Angel Decarlo with her mother, Dr. Emily Decarlo (Photo courtesy of family.)
(1-22-19) Angel Decarlo was supposed to get help in her community for her mental illness.
Instead, she ended up dead.
It happened in December in Hopewell, Virginia, a community of about 22,000 residents south of Richmond. News coverage reported that the 31 year-old was fatally shot by a policeman after a robbery.
But a local mental health advocate familiar with Angel’s case and Angel’s mother, Dr. Emily Decarlo, are raising questions about the shooting.
They blame the state’s decision to return individuals who are sick back into their local communities to be made “competent” to stand trial rather than treating them in hospitals.
“I never thought in a million years Angel’s story would turn out like this,” Dr.
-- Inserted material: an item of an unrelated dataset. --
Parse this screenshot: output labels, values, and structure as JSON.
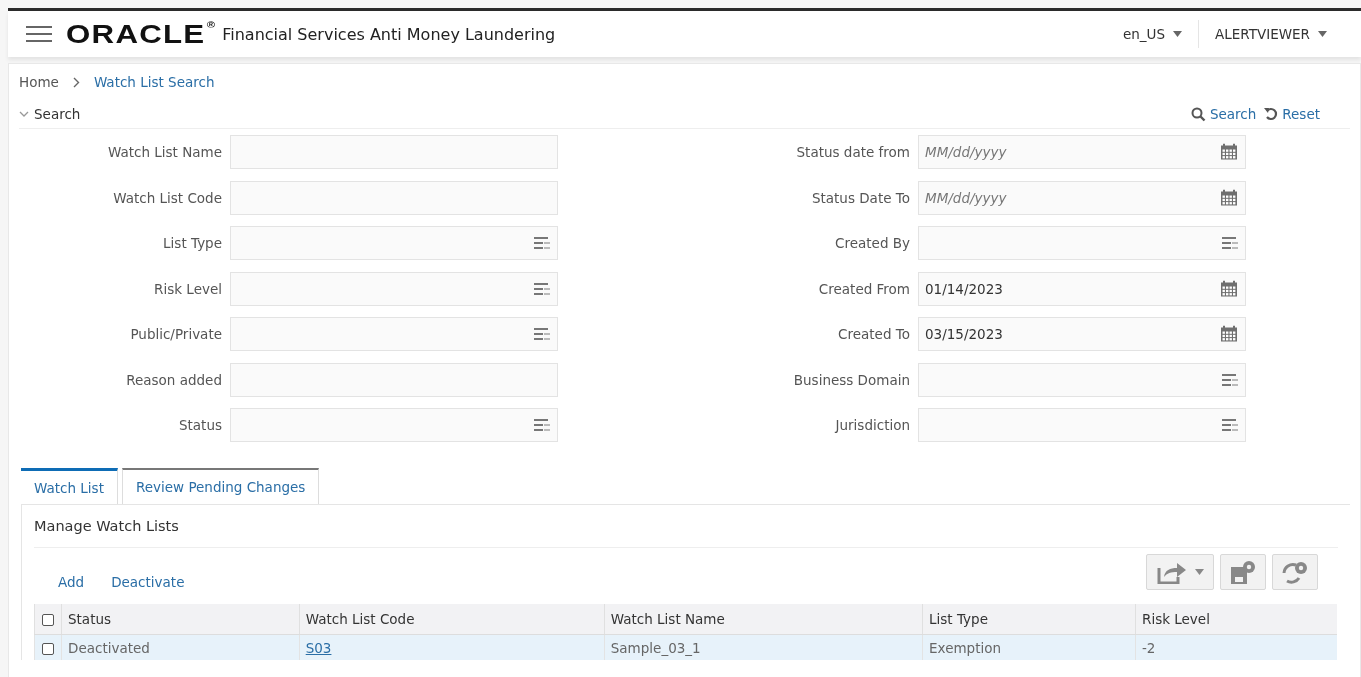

Decarlo told me. “Angel was not a criminal and like so many others…she was a victim of perhaps an insensitive system that is more punitive in nature than reassuring and rehabilitating.”
According to The Progress-Index newspaper, officers were responding to a report about a robbery when they spotted Angel about a block away from the crime scene. She was reportedly running. They “ordered her to stop several times. At one point, police claimed, Decarlo turned and pointed a handgun at one of the officers, drawing the fire. She was shot once.”
Dr. Decarlo questions the police department’s account of the shooting and believes race might have been a factor. More on that later.
None of the news reports noted that Angel had an untreated serious mental illness – schizophrenia – and had been freed from a jail so she could be “restored to competency” in “the least restrictive” environment, even though she was clearly not stable.